Le conflit au Mali survient d'une part de l'aspect culturel. Selon, Dr El hadji Sarr, président des cadres de Tekki qui revisitait l'ouvrage de son mentor Mamadou Lamine Diallo, « Tekki, Principes et méthodes du Responsabilisme», «Les différences ethniques, raciales, religieuses, culturelles, au lieu d'apparaître comme diversités enrichissantes pour une communauté plurielle, sont érigées en facteurs de haine ou, à tout le moins, en frontières symboliques à l'intérieur de ladite communauté».
Dans un extrait du livre de Mamadou Lamine Diallo, «Tekki, Principes et méthodes du Responsabilisme» paru en 2010, Dr Elhadji Sarr, Président de Synergie Tekki dans une contribution datée du 18 février, a avancé que le syndrome malien, c'est également l'échec de cinquante années d'une voie de développement politique, économique et institutionnel sans issue.
Pour M. Sarr, « le niveau de dénuement de nos populations, surtout de sa frange jeune ainsi que l'inadéquation de nos institutions par rapport à nos réalités historiques, sociologiques et culturelles, constituent un terreau propice à l'émergence de forces de désagrégation, de formes souveraines de régulation politique et sociale qui apparaissent hors de l'Etat, ce que Achille Mbembe appelle « sortie de l'Etat » dans son étude des frontières mouvantes du continent ». Et de poursuivre : « les différences ethniques, raciales, religieuses, culturelles, au lieu d'apparaître comme diversités enrichissantes pour une communauté plurielle, sont érigées en facteurs de haine ou, à tout le moins, en frontières symboliques à l'intérieur de ladite communauté ».
Pour ce cadre de Tekki qui fait une relecture de l'ouvrage de son leader, il avance qu' « à supposer d'ailleurs qu'il y ait des antagonismes de fait autour de ces différences, un Etat viable devrait pouvoir les absorber dans le jeu institutionnel et politique à travers des confrontations pacifiques. Ce qui, hélas, n'a pas été le cas hier au Soudan, aux Comores et en Somalie, ce qui n'est pas encore le cas aujourd'hui en Guinée Bissau et au Mali, et qui sait ce qu'il adviendra demain de la Rdc, du Nigéria, de la Côte d'Ivoire et de beaucoup d'autres territoires du continent ?» Pour stopper ce phénomène, l'auteur dans son ouvrage atteste qu'assurément, de nouvelles institutions endogènes sont nécessaires pour prendre en charge ces menaces. Il s'agira pour Mamadou Diallo, « de sortir du formalisme institutionnel désuet et désincarné en vigueur, héritage colonial maintenu par pur conservatisme ou mimétisme paresseux».

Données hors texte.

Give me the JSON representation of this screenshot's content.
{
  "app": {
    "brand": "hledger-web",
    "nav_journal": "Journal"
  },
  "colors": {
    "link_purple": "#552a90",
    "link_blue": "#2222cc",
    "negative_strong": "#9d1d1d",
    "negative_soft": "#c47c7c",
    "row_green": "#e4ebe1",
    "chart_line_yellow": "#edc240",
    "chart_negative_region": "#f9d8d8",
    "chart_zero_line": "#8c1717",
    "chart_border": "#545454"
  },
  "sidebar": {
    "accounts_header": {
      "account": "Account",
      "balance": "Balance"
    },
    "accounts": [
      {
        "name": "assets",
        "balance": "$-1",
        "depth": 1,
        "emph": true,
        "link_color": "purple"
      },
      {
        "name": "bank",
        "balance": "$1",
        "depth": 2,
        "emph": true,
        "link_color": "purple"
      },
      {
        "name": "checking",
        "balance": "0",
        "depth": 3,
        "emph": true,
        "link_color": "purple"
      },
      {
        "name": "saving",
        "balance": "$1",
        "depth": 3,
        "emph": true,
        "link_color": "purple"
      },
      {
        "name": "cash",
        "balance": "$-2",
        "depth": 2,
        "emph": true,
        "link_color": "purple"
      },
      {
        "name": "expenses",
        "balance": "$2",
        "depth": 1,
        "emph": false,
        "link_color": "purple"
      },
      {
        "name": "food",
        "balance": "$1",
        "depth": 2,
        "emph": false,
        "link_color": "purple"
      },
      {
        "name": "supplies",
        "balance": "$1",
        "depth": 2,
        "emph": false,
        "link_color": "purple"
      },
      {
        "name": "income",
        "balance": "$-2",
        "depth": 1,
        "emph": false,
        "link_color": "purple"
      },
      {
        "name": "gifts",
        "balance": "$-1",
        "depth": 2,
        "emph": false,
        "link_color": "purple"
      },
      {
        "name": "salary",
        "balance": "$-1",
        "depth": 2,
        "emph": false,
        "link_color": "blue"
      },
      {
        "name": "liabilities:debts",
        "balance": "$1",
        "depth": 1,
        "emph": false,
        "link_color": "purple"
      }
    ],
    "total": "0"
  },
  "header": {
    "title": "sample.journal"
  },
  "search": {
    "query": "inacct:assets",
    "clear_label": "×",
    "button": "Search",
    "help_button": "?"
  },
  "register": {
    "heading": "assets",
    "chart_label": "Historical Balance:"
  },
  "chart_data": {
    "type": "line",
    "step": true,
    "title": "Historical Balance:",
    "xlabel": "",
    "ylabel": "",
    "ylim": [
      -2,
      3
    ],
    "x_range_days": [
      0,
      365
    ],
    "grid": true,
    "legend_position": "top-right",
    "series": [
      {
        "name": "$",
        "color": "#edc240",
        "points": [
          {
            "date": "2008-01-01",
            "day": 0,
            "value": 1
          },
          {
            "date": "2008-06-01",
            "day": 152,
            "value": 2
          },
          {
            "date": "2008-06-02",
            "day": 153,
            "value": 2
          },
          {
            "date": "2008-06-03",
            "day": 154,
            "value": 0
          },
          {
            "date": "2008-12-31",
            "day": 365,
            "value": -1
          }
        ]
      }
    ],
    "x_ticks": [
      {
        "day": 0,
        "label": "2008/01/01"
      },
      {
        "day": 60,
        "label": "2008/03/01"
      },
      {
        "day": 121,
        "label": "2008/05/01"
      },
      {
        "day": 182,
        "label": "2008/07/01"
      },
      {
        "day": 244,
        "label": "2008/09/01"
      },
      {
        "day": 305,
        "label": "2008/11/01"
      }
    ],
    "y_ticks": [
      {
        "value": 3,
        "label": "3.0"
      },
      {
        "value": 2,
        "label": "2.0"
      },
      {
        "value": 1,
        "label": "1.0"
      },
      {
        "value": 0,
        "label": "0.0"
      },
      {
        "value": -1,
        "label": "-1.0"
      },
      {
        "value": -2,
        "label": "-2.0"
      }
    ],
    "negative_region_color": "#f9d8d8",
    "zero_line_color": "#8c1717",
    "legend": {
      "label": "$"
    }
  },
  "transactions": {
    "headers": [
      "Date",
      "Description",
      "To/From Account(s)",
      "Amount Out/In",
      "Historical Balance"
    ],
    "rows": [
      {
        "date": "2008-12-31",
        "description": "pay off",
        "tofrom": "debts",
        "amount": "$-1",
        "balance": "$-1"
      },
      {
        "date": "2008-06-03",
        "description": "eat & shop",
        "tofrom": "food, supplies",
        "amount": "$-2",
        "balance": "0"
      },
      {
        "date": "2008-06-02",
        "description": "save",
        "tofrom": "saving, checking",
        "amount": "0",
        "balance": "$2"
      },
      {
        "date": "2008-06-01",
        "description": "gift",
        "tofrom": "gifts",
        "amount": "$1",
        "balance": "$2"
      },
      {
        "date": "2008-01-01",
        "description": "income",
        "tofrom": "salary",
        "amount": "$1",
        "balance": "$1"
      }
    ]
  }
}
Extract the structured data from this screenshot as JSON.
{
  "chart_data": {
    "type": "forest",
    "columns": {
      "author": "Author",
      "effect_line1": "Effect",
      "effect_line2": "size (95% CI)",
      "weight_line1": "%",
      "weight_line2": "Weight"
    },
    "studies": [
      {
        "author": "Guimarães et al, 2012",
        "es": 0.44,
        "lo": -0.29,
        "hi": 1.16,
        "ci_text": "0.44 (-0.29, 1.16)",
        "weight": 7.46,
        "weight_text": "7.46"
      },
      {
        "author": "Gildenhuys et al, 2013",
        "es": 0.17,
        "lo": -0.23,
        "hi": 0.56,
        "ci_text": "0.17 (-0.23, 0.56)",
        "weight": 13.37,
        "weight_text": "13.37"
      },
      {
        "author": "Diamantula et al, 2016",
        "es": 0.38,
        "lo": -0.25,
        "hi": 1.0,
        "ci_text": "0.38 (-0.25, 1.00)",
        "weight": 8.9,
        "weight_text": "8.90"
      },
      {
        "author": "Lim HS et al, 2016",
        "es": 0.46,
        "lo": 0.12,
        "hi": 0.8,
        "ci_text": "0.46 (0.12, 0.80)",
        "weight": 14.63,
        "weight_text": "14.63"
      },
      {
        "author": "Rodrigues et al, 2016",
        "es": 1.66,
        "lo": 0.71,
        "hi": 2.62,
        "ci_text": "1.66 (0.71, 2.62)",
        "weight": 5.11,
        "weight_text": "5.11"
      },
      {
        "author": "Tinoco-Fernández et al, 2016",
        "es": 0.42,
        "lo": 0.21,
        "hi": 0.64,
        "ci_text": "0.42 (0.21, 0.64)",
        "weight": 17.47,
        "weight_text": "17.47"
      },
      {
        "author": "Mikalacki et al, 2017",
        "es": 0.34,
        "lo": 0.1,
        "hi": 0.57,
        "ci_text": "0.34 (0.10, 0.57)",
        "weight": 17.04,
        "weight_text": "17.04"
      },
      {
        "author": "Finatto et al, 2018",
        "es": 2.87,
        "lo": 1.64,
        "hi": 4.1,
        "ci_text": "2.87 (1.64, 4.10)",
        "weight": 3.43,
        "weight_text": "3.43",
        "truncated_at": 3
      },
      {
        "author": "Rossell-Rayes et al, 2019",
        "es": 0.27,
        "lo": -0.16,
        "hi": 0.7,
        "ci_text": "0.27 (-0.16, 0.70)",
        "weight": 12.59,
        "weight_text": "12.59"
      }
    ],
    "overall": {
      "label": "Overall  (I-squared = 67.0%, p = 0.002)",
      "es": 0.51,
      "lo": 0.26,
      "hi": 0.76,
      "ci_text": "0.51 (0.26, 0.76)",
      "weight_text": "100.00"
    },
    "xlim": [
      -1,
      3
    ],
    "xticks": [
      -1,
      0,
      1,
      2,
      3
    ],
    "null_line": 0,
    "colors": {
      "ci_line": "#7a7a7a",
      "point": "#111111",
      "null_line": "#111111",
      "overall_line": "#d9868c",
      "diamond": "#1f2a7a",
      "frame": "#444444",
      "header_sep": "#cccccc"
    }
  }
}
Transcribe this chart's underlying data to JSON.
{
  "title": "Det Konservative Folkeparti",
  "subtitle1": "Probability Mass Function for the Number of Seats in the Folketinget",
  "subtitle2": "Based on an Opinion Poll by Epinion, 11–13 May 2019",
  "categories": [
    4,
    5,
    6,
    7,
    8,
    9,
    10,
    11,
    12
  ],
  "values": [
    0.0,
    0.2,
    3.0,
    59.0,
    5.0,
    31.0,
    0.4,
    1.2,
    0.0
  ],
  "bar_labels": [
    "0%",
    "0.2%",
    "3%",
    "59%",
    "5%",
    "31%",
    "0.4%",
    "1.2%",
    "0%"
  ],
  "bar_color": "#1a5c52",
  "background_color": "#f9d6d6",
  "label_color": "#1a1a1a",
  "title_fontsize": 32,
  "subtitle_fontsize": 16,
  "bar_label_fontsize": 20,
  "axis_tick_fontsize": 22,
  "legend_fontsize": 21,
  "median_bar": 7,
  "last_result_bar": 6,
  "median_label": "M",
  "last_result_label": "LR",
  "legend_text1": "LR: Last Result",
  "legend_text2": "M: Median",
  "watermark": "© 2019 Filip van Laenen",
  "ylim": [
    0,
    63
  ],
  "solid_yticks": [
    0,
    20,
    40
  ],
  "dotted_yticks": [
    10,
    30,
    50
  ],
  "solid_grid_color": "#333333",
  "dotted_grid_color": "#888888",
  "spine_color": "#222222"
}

A en croire l'auteur, les réalités spécifiques à l'Afrique, à son histoire et à ses cultures devraient donner de la matière à une oeuvre urgente de destruction créatrice, en maintenant et en enrichissant les valeurs universelles de la République et de la Démocratie. « A l'instar de l'Amérique, du Royaume-Uni, ou même de l'Allemagne et d'autres aires géographiques, les pays africains ont le droit d'assumer leurs croyances, diverses et plurielles, comme fondement spirituel de leur culture institutionnelle. Cela contribuerait à rendre leurs institutions légitimes et populaires, donc démocratiques» a-t-il noté. Et d'ajouter : « dans cette perspective, l'avènement de l'émergence citoyenne aiderait à réformer nos moeurs politiques car c'est la condition préalable à tout projet de transformation sociale durable.
Comme dans les arts et les sports, le génie africain, libéré de ses carcans, saura contribuer au renouvellement d'une démocratie mondiale en crise ». Pour M. Sarr, la crise au Mali aujourd'hui engage d'abord la responsabilité de l'élite dirigeante du Mali, et pose la nécessité du renouvellement des élites politiques dans un monde où la compétition pour l'accès aux ressources naturelles et aux marchés est plus féroce que jamais.